Upland Rainforest Tour
Principal Habitat in a Nutshell: Closed canopy humid forest laden with epiphytes and extensive understory, occurring above 600m elevation. This tour combines a trip into Upland Rainforest with Tropical Wetlands.
Key Species: Chowchilla, Pied Monarch, Bower’s Shrike-Thrush, Fernwren, Atherton Scrubwren, Bridled and Macleay’s Honeyeaters, Tooth-billed and Golden Bowerbirds, Victoria’s Riflebird, Grey-headed Robin, Mountain Thornbill. Also White-cheeked Honeyeater, Sarus Crane. Platypus and Lumholtz’s Tree-Kangaroo.
Tour Information: Lowland and Upland rainforests are broadly differentiated by elevation, Upland Rainforests mostly occurring above 600m. While lowland forests may be richer in birdlife, a discrete set of birds restricted to the cooler Upland Rainforests of northeast Queensland make them a must visit area for those seeking the specialties of the region. These forests are best found in the famed Atherton Tablelands, southwest of Cairns, home to key species like Chowchilla, Pied Monarch, Bower’s Shrike-Thrush, Fernwren, Atherton Scrubwren, Bridled and Macleay’s Honeyeaters, Tooth-billed and Golden Bowerbirds, Victoria’s Riflebird, Grey-headed Robin, and Mountain Thornbill. Aside from these obvious specialties, you can also find other standout birds (some shared with lowland forests), like Wompoo and Topknot Pigeons, Superb Fruit-Dove, Spotted Catbird, White-throated Treecreeper, Eastern Spinebill, Yellow-spotted and Graceful honeyeaters, Golden Whistler, and Rufous Fantail. During the summer, the fringes of some upland rainforests hold one of the rarest birds in the region, the elusive Blue-faced Parrotfinch. There are also some highly desirable mammals in this area, like the Platypus and Lumholtz’s Tree-Kangaroo; both are largely nocturnal, although our day trip will visit sites where they are sometimes seen in broad daylight. These Upland Rainforests are easily combined with a visit to some local Tropical Wetlands, which are usually loaded with birds, and where a contrastingly different list of birds awaits, including ducks, cormorants, darters, pelicans, and multiple species of heron. Regular species include Plumed Whistling-Duck, Pink-eared Duck, Hardhead, Green Pygmy-Goose, Great Crested Grebe, Australasian Swamphen, Rufous Night-Heron, Royal Spoonbill, and Buff-banded Rail. Along the muddy fringes waders may include Latham’s Snipe, Red-fronted and Red-kneed dotterels (in season).

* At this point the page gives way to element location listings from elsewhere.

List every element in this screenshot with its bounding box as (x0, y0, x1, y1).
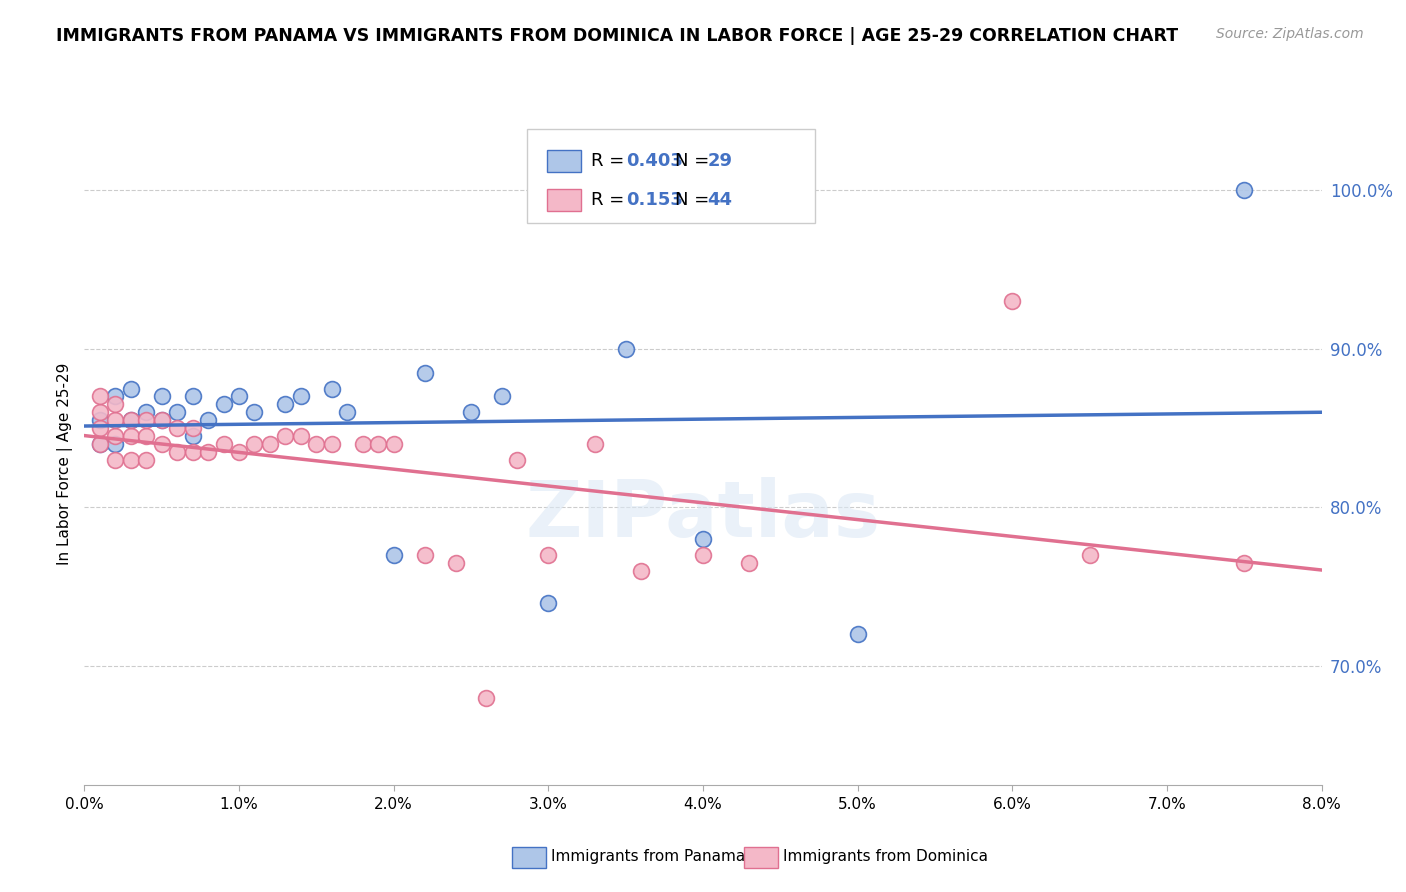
Point (150, 437, 173, 451)
Point (537, 548, 560, 562)
Point (197, 445, 219, 459)
Point (89, 413, 111, 427)
Point (150, 389, 173, 403)
Point (120, 413, 142, 427)
Point (120, 453, 142, 467)
Text: ZIPatlas: ZIPatlas (526, 477, 880, 553)
Point (506, 453, 529, 467)
Point (89, 421, 111, 435)
Point (614, 342, 637, 356)
Point (135, 429, 157, 443)
Text: IMMIGRANTS FROM PANAMA VS IMMIGRANTS FROM DOMINICA IN LABOR FORCE | AGE 25-29 CO: IMMIGRANTS FROM PANAMA VS IMMIGRANTS FRO… (56, 27, 1178, 45)
Point (1078, 548, 1101, 562)
Point (181, 421, 204, 435)
Point (135, 413, 157, 427)
Y-axis label: In Labor Force | Age 25-29: In Labor Force | Age 25-29 (58, 363, 73, 565)
Point (413, 548, 436, 562)
Point (491, 389, 513, 403)
Point (274, 397, 297, 411)
Point (166, 421, 188, 435)
Text: 44: 44 (707, 191, 733, 209)
Point (367, 437, 389, 451)
Point (89, 437, 111, 451)
Point (382, 437, 405, 451)
Point (321, 437, 343, 451)
Point (89, 437, 111, 451)
Point (228, 445, 250, 459)
Point (692, 532, 714, 546)
Point (104, 453, 127, 467)
Point (692, 548, 714, 562)
Point (537, 596, 560, 610)
Point (104, 389, 127, 403)
Point (120, 429, 142, 443)
Point (413, 366, 436, 380)
Point (290, 389, 312, 403)
Point (120, 382, 142, 396)
Point (135, 405, 157, 419)
Point (630, 564, 652, 578)
Point (382, 548, 405, 562)
Point (212, 397, 235, 411)
Point (259, 437, 281, 451)
Point (135, 453, 157, 467)
Point (150, 413, 173, 427)
Point (583, 437, 606, 451)
Point (336, 405, 359, 419)
Point (475, 690, 498, 705)
Text: Immigrants from Dominica: Immigrants from Dominica (783, 849, 988, 863)
Point (104, 437, 127, 451)
Point (212, 437, 235, 451)
Point (104, 397, 127, 411)
Point (846, 627, 869, 641)
Point (243, 437, 266, 451)
Point (181, 389, 204, 403)
Point (104, 429, 127, 443)
Text: 0.403: 0.403 (626, 152, 682, 169)
Point (150, 413, 173, 427)
Point (352, 437, 374, 451)
Point (228, 389, 250, 403)
Point (290, 429, 312, 443)
Point (89, 389, 111, 403)
Point (1001, 294, 1024, 309)
Point (197, 413, 219, 427)
Text: Immigrants from Panama: Immigrants from Panama (551, 849, 745, 863)
Point (1233, 183, 1256, 197)
Text: 29: 29 (707, 152, 733, 169)
Text: R =: R = (591, 191, 630, 209)
Point (444, 556, 467, 570)
Point (120, 413, 142, 427)
Point (243, 405, 266, 419)
Point (181, 429, 204, 443)
Point (1233, 556, 1256, 570)
Point (321, 382, 343, 396)
Point (166, 405, 188, 419)
Text: N =: N = (675, 152, 714, 169)
Point (274, 429, 297, 443)
Point (305, 437, 328, 451)
Point (104, 413, 127, 427)
Text: Source: ZipAtlas.com: Source: ZipAtlas.com (1216, 27, 1364, 41)
Point (181, 445, 204, 459)
Text: 0.153: 0.153 (626, 191, 682, 209)
Point (738, 556, 761, 570)
Point (89, 405, 111, 419)
Text: N =: N = (675, 191, 714, 209)
Text: R =: R = (591, 152, 630, 169)
Point (460, 405, 482, 419)
Point (166, 445, 188, 459)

Wetlands like these often attract raptors, and White-tailed Sea-Eagle and Whistling Kites are often found there, while surrounding farmlands often hold grazing Sarus Cranes. The trees and scrub bordering the wetlands can also be good for songbirds, like White-cheeked and Yellow-faced honeyeaters, Scaly-breasted Lorikeet, Red-backed Fairywren, and sometimes Crested Shrike-Tit.